2.1.7 Confidence interval for an odds ratio
The epitools add-on package also has a function to calculate odds ratios and confidence intervals for odds ratios. You must first load the epitools package into R (see Section 2.1.6). Orientation of the table matters when calculating the OR, and the orientation described above for the relative risk also applies for the odds ratio. The oddsratio.wald( ) command can be used with a per-subject data set or can be used to find the OR and CI from summarized cell counts entered directly into R (see the matrix( ) command described in Section 2.1.6.2).

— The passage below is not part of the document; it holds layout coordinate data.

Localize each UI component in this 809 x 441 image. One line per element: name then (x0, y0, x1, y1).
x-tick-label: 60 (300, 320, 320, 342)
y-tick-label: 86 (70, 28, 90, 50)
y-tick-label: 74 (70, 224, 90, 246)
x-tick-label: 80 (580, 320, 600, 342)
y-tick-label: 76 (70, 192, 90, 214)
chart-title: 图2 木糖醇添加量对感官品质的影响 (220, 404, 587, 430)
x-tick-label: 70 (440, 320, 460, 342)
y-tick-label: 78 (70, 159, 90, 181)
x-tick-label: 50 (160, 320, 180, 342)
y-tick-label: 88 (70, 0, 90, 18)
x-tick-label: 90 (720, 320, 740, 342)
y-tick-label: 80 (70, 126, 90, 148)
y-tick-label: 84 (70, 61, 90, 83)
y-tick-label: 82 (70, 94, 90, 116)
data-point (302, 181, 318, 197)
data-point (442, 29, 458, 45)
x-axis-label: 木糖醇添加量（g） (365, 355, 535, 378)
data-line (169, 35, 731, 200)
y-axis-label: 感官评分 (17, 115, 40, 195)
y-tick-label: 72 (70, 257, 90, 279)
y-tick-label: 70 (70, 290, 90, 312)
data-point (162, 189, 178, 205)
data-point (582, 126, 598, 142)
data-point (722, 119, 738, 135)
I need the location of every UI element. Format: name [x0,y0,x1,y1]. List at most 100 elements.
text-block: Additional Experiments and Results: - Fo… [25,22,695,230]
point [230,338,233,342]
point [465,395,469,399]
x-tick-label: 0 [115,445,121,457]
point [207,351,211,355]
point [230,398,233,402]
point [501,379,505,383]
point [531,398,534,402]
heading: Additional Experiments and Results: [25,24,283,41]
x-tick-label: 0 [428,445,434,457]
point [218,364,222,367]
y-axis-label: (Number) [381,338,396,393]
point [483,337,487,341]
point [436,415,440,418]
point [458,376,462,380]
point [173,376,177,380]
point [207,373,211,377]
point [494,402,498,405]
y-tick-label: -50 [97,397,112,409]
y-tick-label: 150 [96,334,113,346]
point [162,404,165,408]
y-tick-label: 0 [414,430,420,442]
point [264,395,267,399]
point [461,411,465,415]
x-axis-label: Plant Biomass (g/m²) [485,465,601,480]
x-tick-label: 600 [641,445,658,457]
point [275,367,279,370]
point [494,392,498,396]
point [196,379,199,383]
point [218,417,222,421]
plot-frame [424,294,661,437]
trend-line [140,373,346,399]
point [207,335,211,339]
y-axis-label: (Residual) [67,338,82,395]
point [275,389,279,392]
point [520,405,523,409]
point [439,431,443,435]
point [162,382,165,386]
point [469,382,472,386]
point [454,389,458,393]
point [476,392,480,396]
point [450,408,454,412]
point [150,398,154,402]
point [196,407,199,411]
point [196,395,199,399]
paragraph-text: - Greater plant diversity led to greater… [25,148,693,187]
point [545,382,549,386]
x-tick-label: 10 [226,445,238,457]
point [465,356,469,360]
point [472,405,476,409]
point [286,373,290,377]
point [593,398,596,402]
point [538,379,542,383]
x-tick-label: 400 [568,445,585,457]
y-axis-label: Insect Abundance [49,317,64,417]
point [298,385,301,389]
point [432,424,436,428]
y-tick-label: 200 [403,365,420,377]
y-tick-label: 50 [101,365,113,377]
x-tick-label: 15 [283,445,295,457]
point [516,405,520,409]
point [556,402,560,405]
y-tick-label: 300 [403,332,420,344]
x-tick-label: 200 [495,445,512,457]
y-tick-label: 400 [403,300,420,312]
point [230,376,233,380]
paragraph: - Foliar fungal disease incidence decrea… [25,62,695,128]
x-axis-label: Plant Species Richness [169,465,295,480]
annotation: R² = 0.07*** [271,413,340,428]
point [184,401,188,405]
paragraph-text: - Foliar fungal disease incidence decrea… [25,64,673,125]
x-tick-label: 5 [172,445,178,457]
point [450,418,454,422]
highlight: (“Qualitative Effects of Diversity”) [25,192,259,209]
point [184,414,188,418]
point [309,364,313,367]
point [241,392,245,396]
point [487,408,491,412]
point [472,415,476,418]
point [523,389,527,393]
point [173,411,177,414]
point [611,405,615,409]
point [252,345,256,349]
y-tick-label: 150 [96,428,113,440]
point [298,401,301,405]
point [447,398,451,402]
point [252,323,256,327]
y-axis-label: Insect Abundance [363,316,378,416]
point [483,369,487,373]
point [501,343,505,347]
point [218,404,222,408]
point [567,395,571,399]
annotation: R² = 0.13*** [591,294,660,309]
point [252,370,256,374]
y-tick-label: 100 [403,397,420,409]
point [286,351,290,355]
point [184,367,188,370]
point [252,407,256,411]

Calculating the odds ratio ( (9/8) / (5/28) = 6.3 ) and 95% CI for late walkers (see the example in 2.1.6 above), for non-exercisers vs. exercisers in the Age at Walking example:
> oddsratio.wald(NoExercise,LateWalker)
$data
Outcome
Predictor 0 1 Total
0 28 5 33
1 8 9 17
Total 36 14 50
$measure
odds ratio with 95% C.I.
Predictor estimate lower upper
0 1.0 NA NA
1 6.3 1.639283 24.2118
$p.value
two-sided
Predictor midp.exact fisher.exact chi.square
0 NA NA NA
1 0.008000253 0.007949207 0.004814519
$correction
[1] FALSE
attr(,"method")
[1] "Unconditional MLE & normal approximation (Wald) CI"
Warning message:
In chisq.test(xx, correct = correction) :
Chi-squared approximation may be incorrect
The 'oddsratio.wald" option gives the usual estimate for the odds ratio, with OR=6.3 and 95% CI of 1.64 , 24.21. 'oddsratio.small( )' uses a correction for small sample size in calculating the CI.